OAKLAND, April 4 (Reuters) - - Billionaire Elon Musk's
lawsuit against OpenAI will go to a jury trial in spring 2026,
the federal judge presiding over the case decided on Friday.
Last month, OpenAI and Musk agreed to fast-track a trial over
OpenAI's for-profit shift, the latest turn in a grudge
match between the world's richest person and OpenAI CEO Sam
Altman playing out publicly in court.
The judge, Yvonne Gonzalez Rogers of the U.S. District Court for
the Northern District of California, had denied Musk's request
to pause the ChatGPT maker's transition to a for-profit model
and instead proposed an expedited trial.
Musk cofounded OpenAI with Altman in 2015 but left before
the company took off and subsequently founded the competing
startup xAI in 2023. xAI last month acquired Musk's social media
company X in a deal that values X at $33 billion and allows the
value of his artificial intelligence firm to be shared with
co-investors in X.
Last year, Musk, who is also the CEO of Tesla, sued
OpenAI and Altman, accusing OpenAI of straying from its founding
mission - to develop AI for the good of humanity, not corporate
profit.
OpenAI and Altman have denied the allegations, while Altman
alleges that Musk has been trying to slow down a competitor.

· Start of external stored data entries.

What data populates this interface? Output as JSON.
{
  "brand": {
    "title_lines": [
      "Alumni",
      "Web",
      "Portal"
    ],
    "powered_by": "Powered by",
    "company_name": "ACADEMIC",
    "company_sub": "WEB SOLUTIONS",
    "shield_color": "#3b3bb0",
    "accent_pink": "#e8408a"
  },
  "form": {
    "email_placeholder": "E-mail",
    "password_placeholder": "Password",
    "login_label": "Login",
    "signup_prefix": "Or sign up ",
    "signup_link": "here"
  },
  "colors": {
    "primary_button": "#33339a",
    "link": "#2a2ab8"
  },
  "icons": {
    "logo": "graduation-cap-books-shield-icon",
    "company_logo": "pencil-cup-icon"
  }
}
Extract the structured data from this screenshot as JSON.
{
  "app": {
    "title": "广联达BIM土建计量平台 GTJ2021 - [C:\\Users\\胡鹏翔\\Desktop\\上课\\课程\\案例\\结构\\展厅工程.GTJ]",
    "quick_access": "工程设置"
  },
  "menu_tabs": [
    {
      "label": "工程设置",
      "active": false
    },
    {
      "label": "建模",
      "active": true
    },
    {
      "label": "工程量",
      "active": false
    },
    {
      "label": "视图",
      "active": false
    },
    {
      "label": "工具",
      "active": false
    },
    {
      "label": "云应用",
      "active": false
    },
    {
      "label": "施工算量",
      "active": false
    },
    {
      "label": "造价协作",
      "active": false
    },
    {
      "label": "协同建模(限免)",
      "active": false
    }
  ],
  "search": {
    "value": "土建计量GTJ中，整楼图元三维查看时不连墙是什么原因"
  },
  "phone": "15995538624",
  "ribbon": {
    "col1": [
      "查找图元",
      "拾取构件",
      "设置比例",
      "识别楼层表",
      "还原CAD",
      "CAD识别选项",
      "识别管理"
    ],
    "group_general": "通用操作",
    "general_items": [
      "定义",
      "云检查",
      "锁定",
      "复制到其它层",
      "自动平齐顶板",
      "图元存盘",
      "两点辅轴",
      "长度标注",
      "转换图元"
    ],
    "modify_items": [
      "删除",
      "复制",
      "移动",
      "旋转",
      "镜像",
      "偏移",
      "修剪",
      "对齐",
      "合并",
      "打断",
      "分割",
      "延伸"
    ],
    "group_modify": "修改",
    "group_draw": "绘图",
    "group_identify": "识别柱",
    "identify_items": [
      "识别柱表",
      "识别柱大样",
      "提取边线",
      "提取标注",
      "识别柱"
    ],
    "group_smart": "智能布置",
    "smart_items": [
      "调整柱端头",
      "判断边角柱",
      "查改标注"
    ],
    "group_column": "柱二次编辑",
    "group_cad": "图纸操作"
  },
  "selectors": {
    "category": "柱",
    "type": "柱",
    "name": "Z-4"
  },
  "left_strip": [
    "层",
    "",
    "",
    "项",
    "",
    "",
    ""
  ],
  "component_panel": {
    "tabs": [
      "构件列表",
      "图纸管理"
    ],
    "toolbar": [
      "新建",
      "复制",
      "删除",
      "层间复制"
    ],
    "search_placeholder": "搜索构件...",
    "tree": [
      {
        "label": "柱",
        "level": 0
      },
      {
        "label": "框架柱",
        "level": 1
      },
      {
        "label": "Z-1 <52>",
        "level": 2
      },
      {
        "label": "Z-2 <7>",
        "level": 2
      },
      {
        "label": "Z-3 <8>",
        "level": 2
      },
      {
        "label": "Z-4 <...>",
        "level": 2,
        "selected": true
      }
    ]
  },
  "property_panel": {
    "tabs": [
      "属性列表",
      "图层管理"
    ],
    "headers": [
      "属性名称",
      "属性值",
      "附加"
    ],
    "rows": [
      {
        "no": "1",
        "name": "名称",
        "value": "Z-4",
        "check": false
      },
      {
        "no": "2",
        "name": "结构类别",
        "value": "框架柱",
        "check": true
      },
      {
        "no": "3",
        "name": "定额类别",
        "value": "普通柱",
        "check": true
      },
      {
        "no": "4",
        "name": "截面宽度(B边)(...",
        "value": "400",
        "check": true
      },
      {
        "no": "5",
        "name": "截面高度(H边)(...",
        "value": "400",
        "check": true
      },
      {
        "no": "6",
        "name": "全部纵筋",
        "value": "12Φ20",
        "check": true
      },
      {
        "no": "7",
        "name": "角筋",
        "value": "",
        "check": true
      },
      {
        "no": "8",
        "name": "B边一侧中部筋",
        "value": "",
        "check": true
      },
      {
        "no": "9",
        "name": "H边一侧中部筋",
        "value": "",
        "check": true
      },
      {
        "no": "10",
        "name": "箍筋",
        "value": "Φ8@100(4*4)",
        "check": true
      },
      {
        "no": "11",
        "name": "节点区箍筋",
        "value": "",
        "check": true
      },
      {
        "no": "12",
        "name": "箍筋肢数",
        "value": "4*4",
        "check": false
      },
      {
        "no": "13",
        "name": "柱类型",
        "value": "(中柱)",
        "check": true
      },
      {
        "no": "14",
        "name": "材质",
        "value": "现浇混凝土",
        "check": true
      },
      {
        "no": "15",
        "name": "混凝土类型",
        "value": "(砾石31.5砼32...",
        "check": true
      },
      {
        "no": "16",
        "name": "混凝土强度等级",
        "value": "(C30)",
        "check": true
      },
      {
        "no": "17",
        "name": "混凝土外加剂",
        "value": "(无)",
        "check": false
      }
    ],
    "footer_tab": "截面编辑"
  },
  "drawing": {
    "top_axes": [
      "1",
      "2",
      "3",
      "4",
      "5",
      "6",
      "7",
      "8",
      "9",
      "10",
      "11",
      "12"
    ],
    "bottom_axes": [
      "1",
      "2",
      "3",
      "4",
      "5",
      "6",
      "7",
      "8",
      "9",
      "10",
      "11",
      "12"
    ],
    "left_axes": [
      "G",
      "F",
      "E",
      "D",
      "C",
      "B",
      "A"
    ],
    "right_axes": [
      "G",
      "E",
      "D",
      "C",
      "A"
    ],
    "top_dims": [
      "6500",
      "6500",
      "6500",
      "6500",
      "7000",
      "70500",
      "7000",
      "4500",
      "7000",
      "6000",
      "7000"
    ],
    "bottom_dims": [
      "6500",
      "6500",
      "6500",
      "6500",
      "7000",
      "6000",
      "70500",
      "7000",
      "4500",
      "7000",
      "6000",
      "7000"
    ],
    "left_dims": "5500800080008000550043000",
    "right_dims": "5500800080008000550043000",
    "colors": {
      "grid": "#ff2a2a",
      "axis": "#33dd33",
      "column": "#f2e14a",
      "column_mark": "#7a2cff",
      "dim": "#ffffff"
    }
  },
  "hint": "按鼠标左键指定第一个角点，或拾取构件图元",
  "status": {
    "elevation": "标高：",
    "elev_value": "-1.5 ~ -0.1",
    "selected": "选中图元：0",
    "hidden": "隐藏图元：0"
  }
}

At stake in the lawsuit is the ChatGPT maker's transition to a
for-profit model, which the startup says is crucial to raising
more capital and competing well in the expensive AI race.
OpenAI is under pressure to transition quickly. The company is
currently raising a funding round of up to $40 billion led by
Japanese tech investment group SoftBank. SoftBank said it has
agreed to fund OpenAI with $10 billion in mid-April and an
additional $30 billion in December, contingent on the firm's
transitioning to a for-profit by the end of the year.
Altman, who has said OpenAI is not for sale, rejected a $97.4
billion unsolicited takeover bid earlier this year from
a Musk-led consortium with a "no thank you."